When it comes to answering questions like that in the digital world, we’ve certainly come a long way from a process that began with the FAQ. Back in 2000, this format was a new online content category, created when websites were first being built on the brand new WWW. The idea was to anticipate customer information needs by using the sort of interactive exchange that goes back to the Socratic method and beyond. As customers typically ask questions to solve their problems, the idea was to provide typical online answers. The FAQ was a frozen simulacrum of conversational interactivity.
Almost ever since Alexander Graham Bell invented the telephone, businesses have enabled users and consumers to ask “real-time” questions over the phone to a contact centre. You often waited a long time, or punched lots of buttons until the right agent answered and talked you through a solution for your hardware problem or your bank query. This kind of customer experience service inevitably led to high staff costs, plus additional management solutions to handle agent supervision, maintain quality and prevent customer loss due to unacceptable wait times.
One of the great breakthroughs in Q&A sessions like these, therefore, has been the shift from the relative complexity of real-time calls to the apparent simplicity of customer
self-service, using ‘virtual assistant’ online software solutions to extract answers to questions from existing corporate content. Gartner estimates that this self-service market was already worth a billion dollars in 2012.
Up to 2016, the market for global intelligent VAs is
likely to grow by 39% a year.
One of the key players in this new virtual assistant space has been the Barcelona-based company
Inbenta, one of the first European companies to offer an online customer service that can actually
understand the language of the question and then find the most relevant answer. Founded in 2005, Inbenta has unlike many of its competitors invested deeply in a linguistically sophisticated model of language meaning that can be implemented computationally to hide the understanding process from customers and optimise the search for the right information to solve the service question at hand.
This means paying close attention to the potential ambiguities of natural language.

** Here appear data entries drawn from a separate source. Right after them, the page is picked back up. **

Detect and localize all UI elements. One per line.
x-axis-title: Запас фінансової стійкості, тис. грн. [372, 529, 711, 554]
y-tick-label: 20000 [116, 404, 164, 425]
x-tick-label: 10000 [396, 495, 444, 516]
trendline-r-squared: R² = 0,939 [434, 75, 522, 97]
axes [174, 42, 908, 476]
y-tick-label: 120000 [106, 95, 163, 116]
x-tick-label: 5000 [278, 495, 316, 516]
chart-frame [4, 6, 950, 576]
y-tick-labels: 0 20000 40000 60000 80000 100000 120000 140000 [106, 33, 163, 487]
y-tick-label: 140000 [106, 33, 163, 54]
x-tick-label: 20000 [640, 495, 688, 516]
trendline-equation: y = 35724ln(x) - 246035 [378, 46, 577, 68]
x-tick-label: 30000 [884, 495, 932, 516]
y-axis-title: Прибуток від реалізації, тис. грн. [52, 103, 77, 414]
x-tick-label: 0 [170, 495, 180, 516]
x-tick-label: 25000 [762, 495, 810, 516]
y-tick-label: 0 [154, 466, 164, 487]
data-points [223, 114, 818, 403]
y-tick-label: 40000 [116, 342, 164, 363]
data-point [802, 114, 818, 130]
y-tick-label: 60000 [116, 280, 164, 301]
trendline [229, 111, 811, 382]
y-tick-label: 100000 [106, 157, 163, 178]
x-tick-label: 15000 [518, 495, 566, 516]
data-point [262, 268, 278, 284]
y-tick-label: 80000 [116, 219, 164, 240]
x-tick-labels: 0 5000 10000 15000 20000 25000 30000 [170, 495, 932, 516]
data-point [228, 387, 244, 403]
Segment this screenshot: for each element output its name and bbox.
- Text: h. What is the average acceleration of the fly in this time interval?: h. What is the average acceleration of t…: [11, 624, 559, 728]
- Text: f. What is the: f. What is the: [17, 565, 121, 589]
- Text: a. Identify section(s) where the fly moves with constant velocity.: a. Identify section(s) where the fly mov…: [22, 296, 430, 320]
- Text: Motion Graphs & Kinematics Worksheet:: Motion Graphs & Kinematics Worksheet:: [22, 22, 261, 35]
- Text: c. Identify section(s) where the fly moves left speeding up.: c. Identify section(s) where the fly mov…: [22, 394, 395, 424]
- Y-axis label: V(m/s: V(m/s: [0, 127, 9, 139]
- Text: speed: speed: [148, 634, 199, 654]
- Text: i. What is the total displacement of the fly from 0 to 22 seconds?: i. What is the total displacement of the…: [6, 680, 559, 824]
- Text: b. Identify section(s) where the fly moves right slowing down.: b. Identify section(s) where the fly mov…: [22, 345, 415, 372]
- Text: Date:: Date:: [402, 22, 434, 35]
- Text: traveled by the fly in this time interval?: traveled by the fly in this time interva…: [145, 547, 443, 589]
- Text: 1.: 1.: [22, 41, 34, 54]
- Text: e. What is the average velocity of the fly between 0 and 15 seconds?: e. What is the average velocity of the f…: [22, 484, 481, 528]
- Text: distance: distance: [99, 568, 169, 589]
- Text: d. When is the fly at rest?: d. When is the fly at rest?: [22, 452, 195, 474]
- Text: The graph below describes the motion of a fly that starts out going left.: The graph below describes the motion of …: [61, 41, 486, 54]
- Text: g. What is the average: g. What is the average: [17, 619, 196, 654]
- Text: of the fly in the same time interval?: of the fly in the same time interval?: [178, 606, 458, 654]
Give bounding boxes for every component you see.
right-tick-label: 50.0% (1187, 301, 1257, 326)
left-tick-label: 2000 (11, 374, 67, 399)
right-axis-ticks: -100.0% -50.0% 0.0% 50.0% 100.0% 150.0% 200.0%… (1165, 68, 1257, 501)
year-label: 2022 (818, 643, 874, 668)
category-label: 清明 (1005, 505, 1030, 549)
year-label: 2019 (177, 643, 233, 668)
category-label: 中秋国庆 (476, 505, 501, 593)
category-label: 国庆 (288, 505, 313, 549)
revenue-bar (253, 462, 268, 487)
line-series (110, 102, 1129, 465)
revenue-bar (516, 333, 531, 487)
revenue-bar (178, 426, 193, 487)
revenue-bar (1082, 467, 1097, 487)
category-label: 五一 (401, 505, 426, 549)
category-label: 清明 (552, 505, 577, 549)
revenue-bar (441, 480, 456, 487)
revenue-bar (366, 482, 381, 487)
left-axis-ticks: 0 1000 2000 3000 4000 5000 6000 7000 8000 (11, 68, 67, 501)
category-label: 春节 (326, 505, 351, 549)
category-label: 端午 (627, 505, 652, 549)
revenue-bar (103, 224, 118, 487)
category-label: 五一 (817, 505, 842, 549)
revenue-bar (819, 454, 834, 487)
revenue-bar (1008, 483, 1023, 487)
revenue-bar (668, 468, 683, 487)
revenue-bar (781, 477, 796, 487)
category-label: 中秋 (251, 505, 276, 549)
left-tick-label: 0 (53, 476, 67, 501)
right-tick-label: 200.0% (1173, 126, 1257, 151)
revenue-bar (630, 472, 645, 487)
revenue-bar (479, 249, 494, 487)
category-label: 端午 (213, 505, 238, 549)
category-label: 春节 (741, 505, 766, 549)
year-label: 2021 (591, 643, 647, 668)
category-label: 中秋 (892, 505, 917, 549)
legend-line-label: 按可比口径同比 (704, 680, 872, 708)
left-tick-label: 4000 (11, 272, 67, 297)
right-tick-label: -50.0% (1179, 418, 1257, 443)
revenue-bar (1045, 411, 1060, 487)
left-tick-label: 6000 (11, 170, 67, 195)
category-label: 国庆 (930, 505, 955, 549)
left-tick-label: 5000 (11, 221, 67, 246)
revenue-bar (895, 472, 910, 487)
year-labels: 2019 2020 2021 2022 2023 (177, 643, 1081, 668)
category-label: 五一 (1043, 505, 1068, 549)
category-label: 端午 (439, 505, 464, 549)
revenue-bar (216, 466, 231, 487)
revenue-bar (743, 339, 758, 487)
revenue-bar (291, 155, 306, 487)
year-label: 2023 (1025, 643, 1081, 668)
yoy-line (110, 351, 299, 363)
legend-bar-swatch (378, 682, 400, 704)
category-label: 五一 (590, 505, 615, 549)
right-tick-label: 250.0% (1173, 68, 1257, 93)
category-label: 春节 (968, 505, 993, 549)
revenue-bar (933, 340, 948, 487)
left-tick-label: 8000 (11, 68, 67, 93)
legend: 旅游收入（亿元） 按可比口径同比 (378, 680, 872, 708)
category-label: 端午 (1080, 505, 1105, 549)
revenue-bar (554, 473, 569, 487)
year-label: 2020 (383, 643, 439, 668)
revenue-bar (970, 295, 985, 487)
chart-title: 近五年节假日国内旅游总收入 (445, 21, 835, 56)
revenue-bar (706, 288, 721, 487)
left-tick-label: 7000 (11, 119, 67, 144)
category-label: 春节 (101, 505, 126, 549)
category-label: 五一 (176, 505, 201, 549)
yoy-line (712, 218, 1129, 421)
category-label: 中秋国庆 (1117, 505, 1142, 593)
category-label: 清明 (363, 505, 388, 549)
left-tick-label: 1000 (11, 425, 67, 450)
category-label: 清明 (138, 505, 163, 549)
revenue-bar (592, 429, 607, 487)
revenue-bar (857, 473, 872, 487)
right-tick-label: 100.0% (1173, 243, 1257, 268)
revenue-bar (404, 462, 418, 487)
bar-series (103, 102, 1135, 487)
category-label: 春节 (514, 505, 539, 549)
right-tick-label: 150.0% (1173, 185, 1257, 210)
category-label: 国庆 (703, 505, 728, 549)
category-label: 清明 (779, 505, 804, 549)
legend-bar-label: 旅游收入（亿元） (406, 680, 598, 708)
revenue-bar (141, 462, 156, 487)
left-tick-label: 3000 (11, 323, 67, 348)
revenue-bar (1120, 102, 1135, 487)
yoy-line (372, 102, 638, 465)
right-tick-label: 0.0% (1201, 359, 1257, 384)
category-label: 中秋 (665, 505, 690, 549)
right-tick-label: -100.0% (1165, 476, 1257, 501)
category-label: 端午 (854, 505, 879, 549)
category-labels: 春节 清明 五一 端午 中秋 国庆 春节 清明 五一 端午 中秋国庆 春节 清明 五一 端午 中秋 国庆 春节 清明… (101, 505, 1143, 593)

Under the leadership of CEO Julio Prada López, Inbenta has expanded its customer-service client portfolio to more than 90 large companies and organisations, and posted sales of over a million euros in 2012. Its self-service solution has been adapted for websites and intranets and is available in multiple languages.
Inbenta has signed a number of partnerships to expand the range of VA opportunities for clients – one of them in 2011 with CodeBabyhttp://langtechnews.hivefire.com/articles/share/69971/ which provides digital characters that engage website visitors and seamlessly guides them through the online self-service experience.
As a result of this focus on very high quality language understanding technology, Inbenta won an EU Platinum
Seal of e-Excellence In March 2011. And earlier this year, Inbenta was awarded an LT-Innovate Prize at the second LT-I Summit in Brussels, crowning eight years of enviable progress in semantics-driven customer self-service, whatever the device or interface involved.